A while back the chattering class got its knickers in a knot about demography. Secularists noted that secularists were not having many babies, while the religious nuts were. The demographic future, it would seem, belonged to the Jesus-freaks. Of course, many of these folks consoled themselves with the hope that the forces of reason and science were secularize the next generation. However, while this story might be an ideological warm blanket for the left, the daunting problems of childlessness remained. Who pays for the social security benefits of all of those folks with point-something children?
Interestingly, the key assumption behind this debate is that religion causes large families. In an interesting article in last summer’s issue of Policy Review, however, Mary Eberstadt offers the reverse story: families, she argues, cause religion. Her prime bit of supporting evidence is the demographic history of western Europe, where she notes that in virtually every cases decreases in family size proceeded declines in religiosity rather than vice versa. In other words, people stopped having kids and then they stopped believing in God, rather than the other way around. According to Eberstadt it is the experience of parenthood itself that drives religiosity (or at least drives a lot of it). She writes:
First, there is the phenomenological fact of what birth itself does to many fathers and just about every mother. That moment — for some, even the first glimpse on a sonogram — is routinely experiences by a great many people as an event transcendental as no other.

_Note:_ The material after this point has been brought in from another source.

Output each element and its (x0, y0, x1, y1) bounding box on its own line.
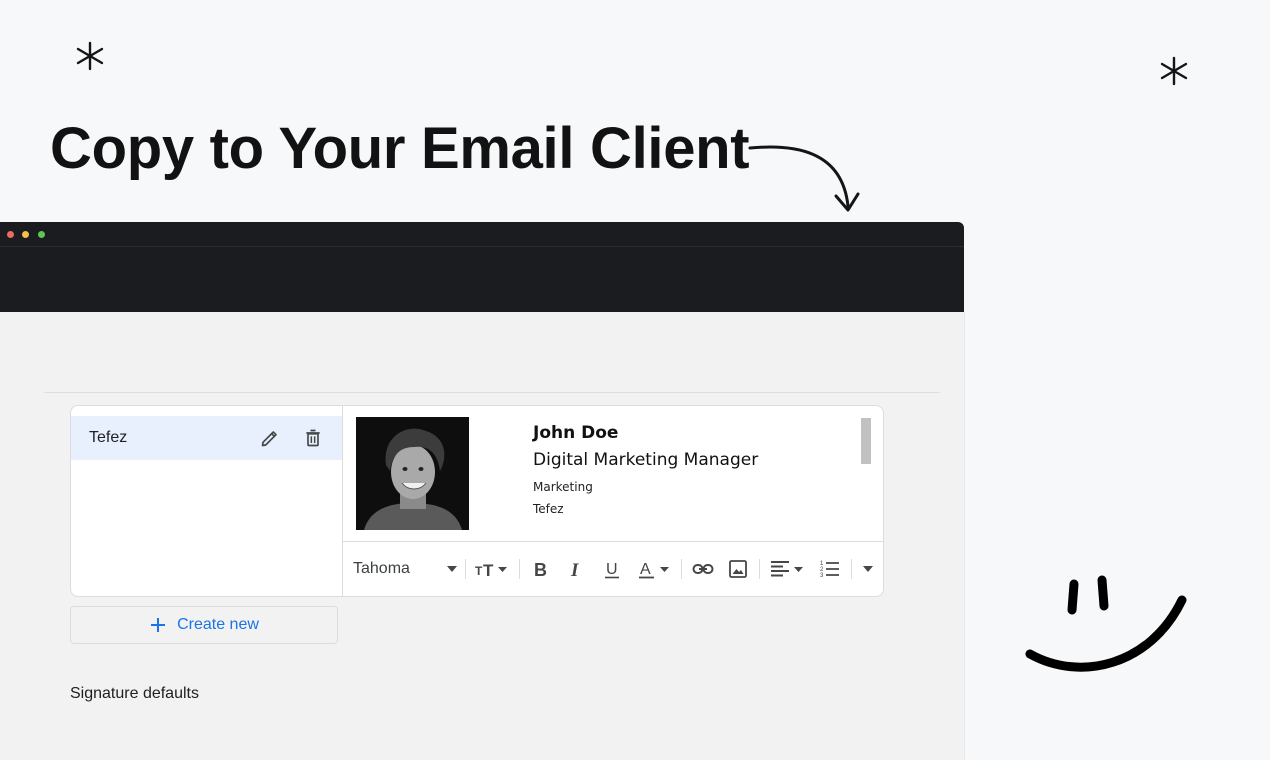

This hardly means that pregnancy and birth ipso facto convert participants into zealots. But the sequence of events culminating in birth is nearly universally interpreted as a moment of communion with something larger than oneself, larger even than oneself and the infant. It is an elemental bond that is cross-cultural as perhaps not other — a formulation to which most parents on the planet would quickly agree.
Fine, you say, but to paraphrase the mythical Jewish uncle, “How does this effect the Mormons?” The secularization thesis — much under attack by sociologists of late and fervently defended by Sam Harris et al — sees the decline in religiosity as the pre-ordained result of modernism. Science, wealth, education, and liberal democracy combine to make people less religious and the progress is all one way. Western Europe has gone secular and it isn’t going back. We’re waiting on America. Our global missionary efforts seem to implicitly rest on something like this idea: There is a denominational land grab in the developing world and Mormons need to grab as much of the religious market share as possible before prosperity and secularization set in and the converts dry up
If Eberstadt is correct, however, then modernity isn’t driving religious decline; family size is driving religious decline. (Note, this is how she explains the religiosity of America, a manifestly modern country. Americans, for whatever reason, have larger families and this causes American religiosity.) Now it may be that modernism drives family size down which drives religion out, but Eberstadt thinks not. She writes, “[T]here is nothing fixed or inevitable about today’s low birth rates or (bearing in mind that fertility is just one of several measures for the vitality of the family) low marriage rates or, for that matter, notions about the desirability of the natural family itself — in Europe or anywhere else.” Indeed, if the decline in family size really does lead to demographically driven fiscal collapse, to say nothing of the negative effects of everything from single motherhood to childless old age, then there may be a feed back loop in favor of families.
Consider the example of smoking and how many decades it took to change the global consensus from benign encouragement to widespread opprobrium. That example is a powerful confirmation of the truth that social norms do change in unexpected ways. All kinds of things might affect any individual’s calculation about whether to marry or any couple’s calculation about whether another child or two might be desirable — from sublime considerations like what that might add to their extended family’s happiness to prosaic factors like how many children can fit legally into most cars.
Ironically, if the prophets are right about the dire effects of the decline of the family, that fact itself may be good news for families. After all, people learn, adapt, and change. Who knows, maybe policy and social problems will drive an increase in family size in western Europe, and missionaries will once more find more converts on the edges of Benbow Pond than they can cope with.